Doğal Yaşamı Koruma Vakfı (DAYKO), yanlış ormancılık faaliyetlerinin de etkisiyle Istranca’nın meşe ormanlarında dantel böceği (Corythucha arcuata) istilası yaşandığını, bunun sonucu olarak ormanların kuruma riskiyle karşı karşıya olduğunu duyurdu.

Aşırı kesimler sonucu aile-birey yapıları bozularak güçsüz kalan meşe ormanlarının Dantel Böceği (Amerikan Ağ Kanatlı Tahta Kurusu) istilası ile iyice güçsüzleşerek kuru ormanlara dönüşme ihtimali taşıdığı ifade edildi.

Vakıf Başkanı Nusret Türkkan açıklamasında; “Arılar meşe balını toplayamadı. Dantel böceği istilasıyla Istranca Ormanları’nın meşeleri kavuruluyor. Yaz ortalarında yaprakları sararan meşe ormanlarının görüntüsü alev alev yanan sessiz yangın misali” ifadelerini kullandı.

Böcek istilası yaprakların renk değiştirerek kurumasına yol açıyor, bunun sonucu olarak vaktinden çok önce yapraksız kalan bitkiler güçsüzleşerek kuruma riskiyle karşılaşıyor.

Arılar meşe balını toplayamadı’

Sadece belirli bir meşe türünün etkilenmediğinin aktarıldığı açıklamada; “Dantel böceğinin meşe yapraklarında yaptığı tahribat nedeniyle arıların topladığı meşe salgısı da oluşamamıştır. Istranca arısı meşe yapraklarının salgısı ile harman ettiği meşe balını bu yaz gerçekleştiremediğinden Istrancalar’da bal rekoltesi yüz de otuz beşlere düştü. Sadece bu miktarın bile Istranca arısının doğal beslenmesine yeterli gelmeyeceği kuşkusu oluşmaktadır.” denildi.

Dantel Böceği nedir?

Bahis konusu böcek, Amerika kıtasına ait olup, Amerikan (Ağ Kanatlı) Tahta Kurusu olarak adlandırılmaktadır. Avrupa’da 2003 yılının ekstrem sıcaklıklarının olduğu yıllarda yayıldığı, sonrasında Balkanlar üzerinden sıcak hava dalgalarının geldiği dönemlerde Türkiye’ye geçiş yaptığı bilinmektedir. Önceleri ülkemizde tavuk veya güvercin bit sineği olarak yanlış nitelendirilmiştir. Fakat yapılan bilimsel değerlendirmelerle istilacı bir tür olan Dantel Böceği olduğu anlaşılmıştır.

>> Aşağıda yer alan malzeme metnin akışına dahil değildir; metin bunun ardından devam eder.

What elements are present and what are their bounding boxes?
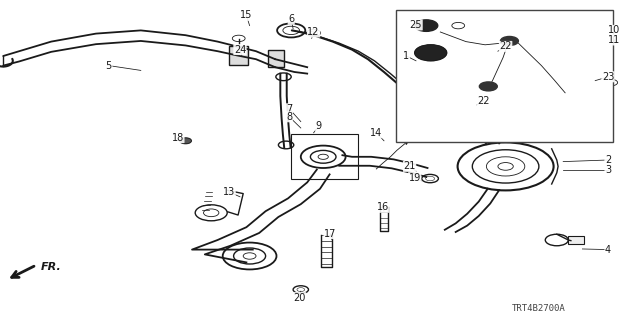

Türkiye’de sapsız meşe, saplı meşe, tüylü meşe ve Istranca meşeleri başta olmak üzere meşe ağaçları için ölümcül derecede tehlike oluşturur. Ekolojik ve biyolojik yöntemlerle doğaya zarar vermeden mücadele etmek olanaklıdır. Çevre ormanlardaki karıncaların, uğur böceklerinin, örümceklerin varlığı ve yağışlı hava koşullarının artışı bu böcek nüfusunu sınırlayıcı etkenlerdir. Bu türün zararlısı olan doğal predatör (yırtıcı) böceklerin laboratuvarlarda yapay olarak çoğaltılmasıyla da populasyonlarının kontrol altında tutulması mümkündür.